Pek çok filozof ve sosyolog, içinde bulunduğumuz toplumu uyuyan bir varlık olarak tanımlıyor. Hayatlarımızı “ben”lere odaklı bir şekilde yaşıyoruz. Ama bu “ben”ler tüketim toplumu aracılığıyla duygusuzlaştırılmış “ben”ler. Her zaman için başardığımızdan daha fazlasını başarmak ve sahip olduğumuzdan daha fazlasına sahip olmak isteyerek sonsuz bir memnuniyetsizlik içinde yaşıyoruz.
“Farkında olmanın” üç aşaması
Farkında olmanın bu süreci basit görünebilir göze. Böyle duruyor. Yine de her şeyden öte her zaman için kendinize karşı dürüst olmanızı gerektiriyor.
Bu uyanışın ilk aşaması gözlerinizi varlığınızın en samimi ve derin kısmından açmanızı gerektiriyor.
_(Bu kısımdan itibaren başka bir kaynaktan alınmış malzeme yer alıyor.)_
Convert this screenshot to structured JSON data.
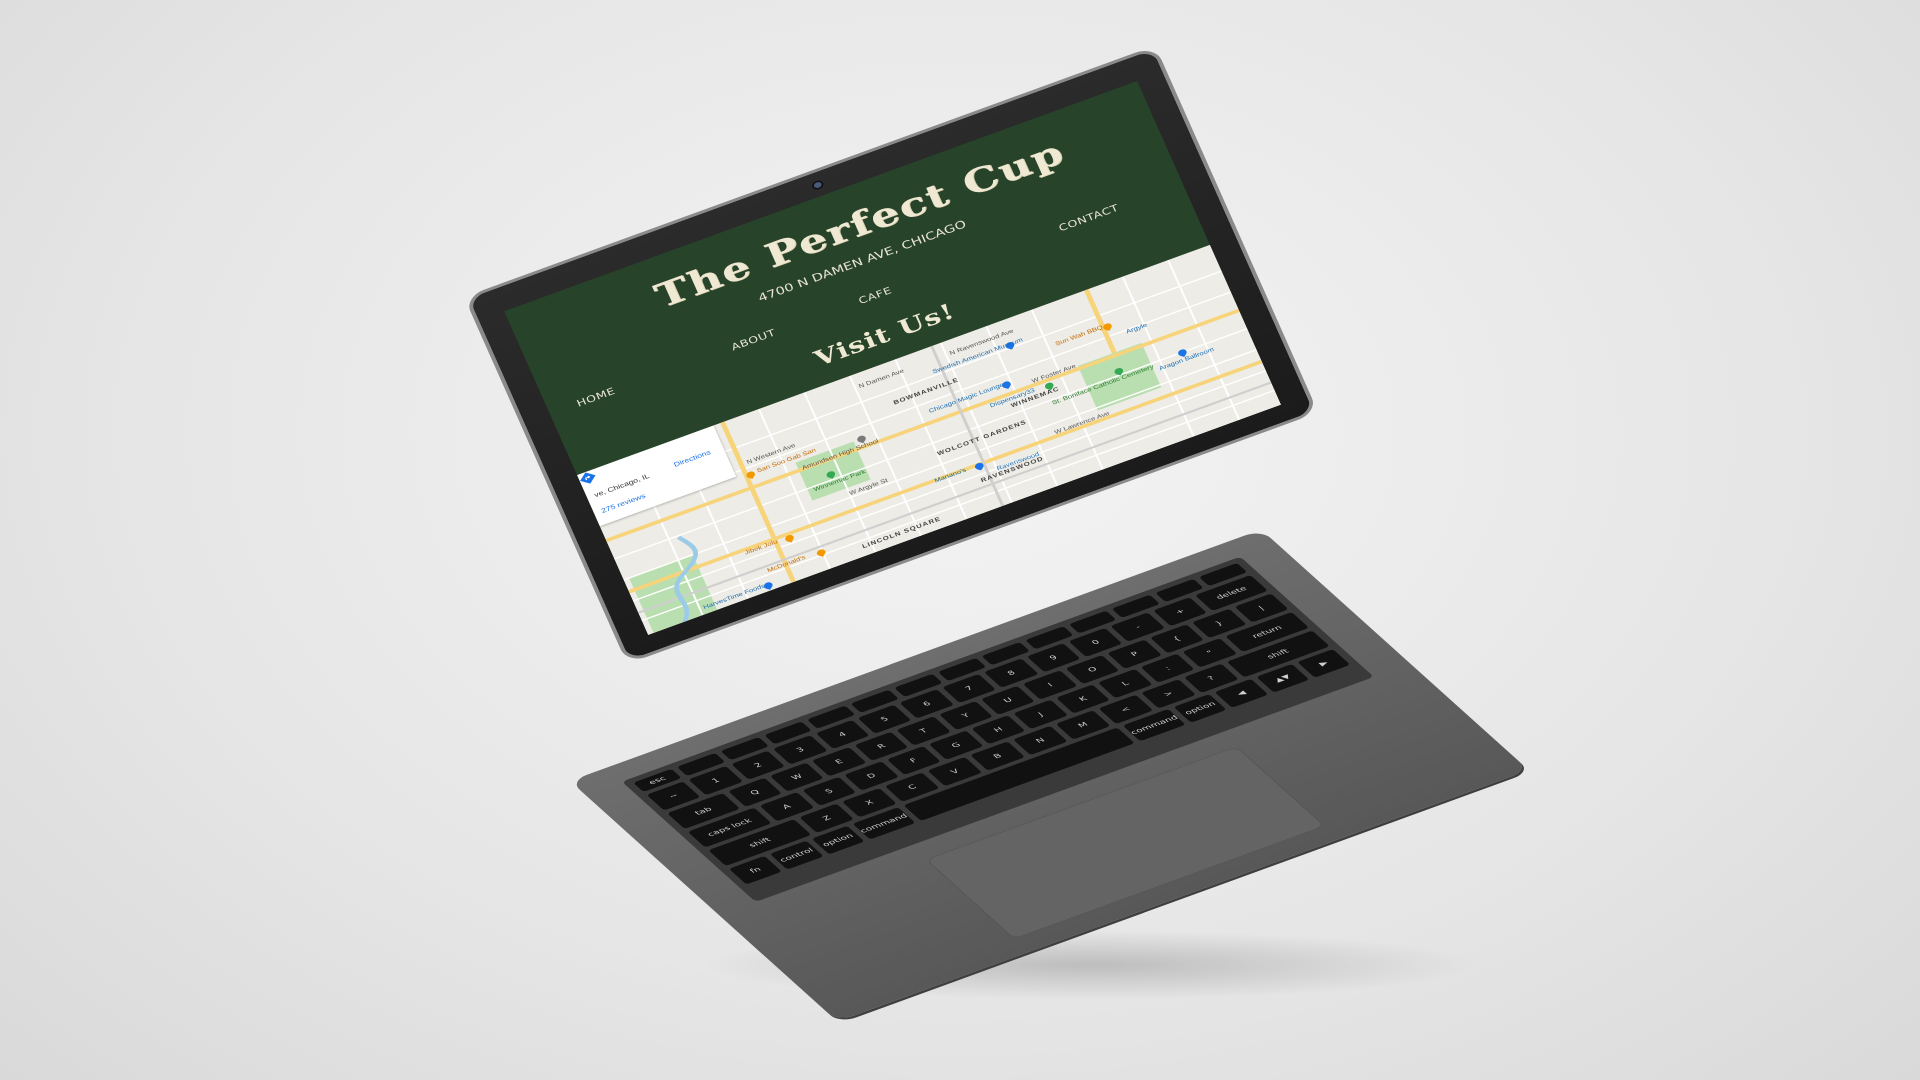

Duygusal dünyadan bahsediyoruz. Kendinize şu anda ne hissettiğinizi sorun. Hislerinizi ve duygularınızı keşfedin. Vücudunuza, baş ağrılarınıza ve o mide ağrısına da sorun… Tüm bu belirtileri kelimelere (korku, eziyet, rahatsızlık, özgüvensizlik…) dökün.
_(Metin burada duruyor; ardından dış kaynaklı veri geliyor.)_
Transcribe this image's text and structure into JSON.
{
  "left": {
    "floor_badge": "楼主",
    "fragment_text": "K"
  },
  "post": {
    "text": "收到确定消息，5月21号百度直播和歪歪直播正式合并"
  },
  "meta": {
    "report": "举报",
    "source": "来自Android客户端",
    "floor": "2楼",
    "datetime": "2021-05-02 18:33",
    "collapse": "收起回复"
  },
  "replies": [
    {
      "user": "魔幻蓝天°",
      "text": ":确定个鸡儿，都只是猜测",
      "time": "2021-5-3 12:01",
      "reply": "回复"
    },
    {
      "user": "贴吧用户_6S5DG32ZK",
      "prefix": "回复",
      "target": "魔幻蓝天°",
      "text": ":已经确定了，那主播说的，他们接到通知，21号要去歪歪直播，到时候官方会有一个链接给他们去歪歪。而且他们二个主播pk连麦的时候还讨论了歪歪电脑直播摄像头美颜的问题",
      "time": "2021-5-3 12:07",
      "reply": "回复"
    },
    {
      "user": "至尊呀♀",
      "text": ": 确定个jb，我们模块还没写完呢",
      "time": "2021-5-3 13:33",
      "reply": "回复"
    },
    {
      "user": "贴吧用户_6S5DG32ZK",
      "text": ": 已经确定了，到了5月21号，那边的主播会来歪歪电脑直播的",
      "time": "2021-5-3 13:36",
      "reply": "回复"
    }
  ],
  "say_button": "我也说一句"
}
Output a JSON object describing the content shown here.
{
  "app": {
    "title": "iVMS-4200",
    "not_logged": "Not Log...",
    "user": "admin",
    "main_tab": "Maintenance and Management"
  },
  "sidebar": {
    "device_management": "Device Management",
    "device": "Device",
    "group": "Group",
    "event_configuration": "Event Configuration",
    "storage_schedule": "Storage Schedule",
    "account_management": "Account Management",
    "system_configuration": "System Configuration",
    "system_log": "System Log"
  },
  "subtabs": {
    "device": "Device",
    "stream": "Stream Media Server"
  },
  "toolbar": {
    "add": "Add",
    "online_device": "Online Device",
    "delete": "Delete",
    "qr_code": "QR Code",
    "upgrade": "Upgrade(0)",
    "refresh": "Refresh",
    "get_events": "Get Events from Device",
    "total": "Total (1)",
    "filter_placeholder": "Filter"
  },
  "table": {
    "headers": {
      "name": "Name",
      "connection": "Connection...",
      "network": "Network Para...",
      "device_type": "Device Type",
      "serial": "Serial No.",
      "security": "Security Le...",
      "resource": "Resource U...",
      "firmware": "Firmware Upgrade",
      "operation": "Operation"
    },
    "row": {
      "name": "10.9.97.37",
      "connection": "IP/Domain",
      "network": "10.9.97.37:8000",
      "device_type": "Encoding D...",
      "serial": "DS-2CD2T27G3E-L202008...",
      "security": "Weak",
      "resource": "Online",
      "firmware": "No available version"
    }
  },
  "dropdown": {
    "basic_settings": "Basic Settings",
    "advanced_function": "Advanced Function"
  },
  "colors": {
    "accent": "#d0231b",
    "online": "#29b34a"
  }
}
İkinci aşama dış dünyada olanları gözlemlemenizi gerektiriyor. Şu anınızı gözlemleyip görünürdekilere, bazen yüz yüze bakmayı reddettiğimiz şeylere bakın. Partnerim bana karşı soğuk davranıyor. Benim için endişelenen arkadaşlarım var. Zamanımı ve çabalarımı değmeyecek şeyler üzerinde harcıyorum… vb.
Üçüncüsü en karmaşığı. Zaten ne hissettiğinizi ve etrafınızda olup biteni biliyorsunuz. Savunma bariyerlerinizden içeri dalıp ön yargılarınıza ve tavırlarınıza ulaşma vakti. Değişmektense sahip olduklarınıza sıkı sıkı sarılmanız gerektiğini söyleyen ön yargılarınıza…
Değişikliğe sebep olabileceğinden korktuğunuz için öteki yanağınızı çevirip sakin ve sessiz kalmanın en iyisi olacağını söyleyen…
Kendinizle yüzleşin.
En kötü düşmanımız yine kendimiziz. Bu nedenle eğer zayıflıklarınızı gücünüze çevirmeye cesaret edemiyorsanız zayıflıklarınızın farkında olmanın hiçbir faydası yok. Sorumluluk sahibi olun, cesaretinizi toplayın ve kendinizi iyileştirin: bir değişim yaratın.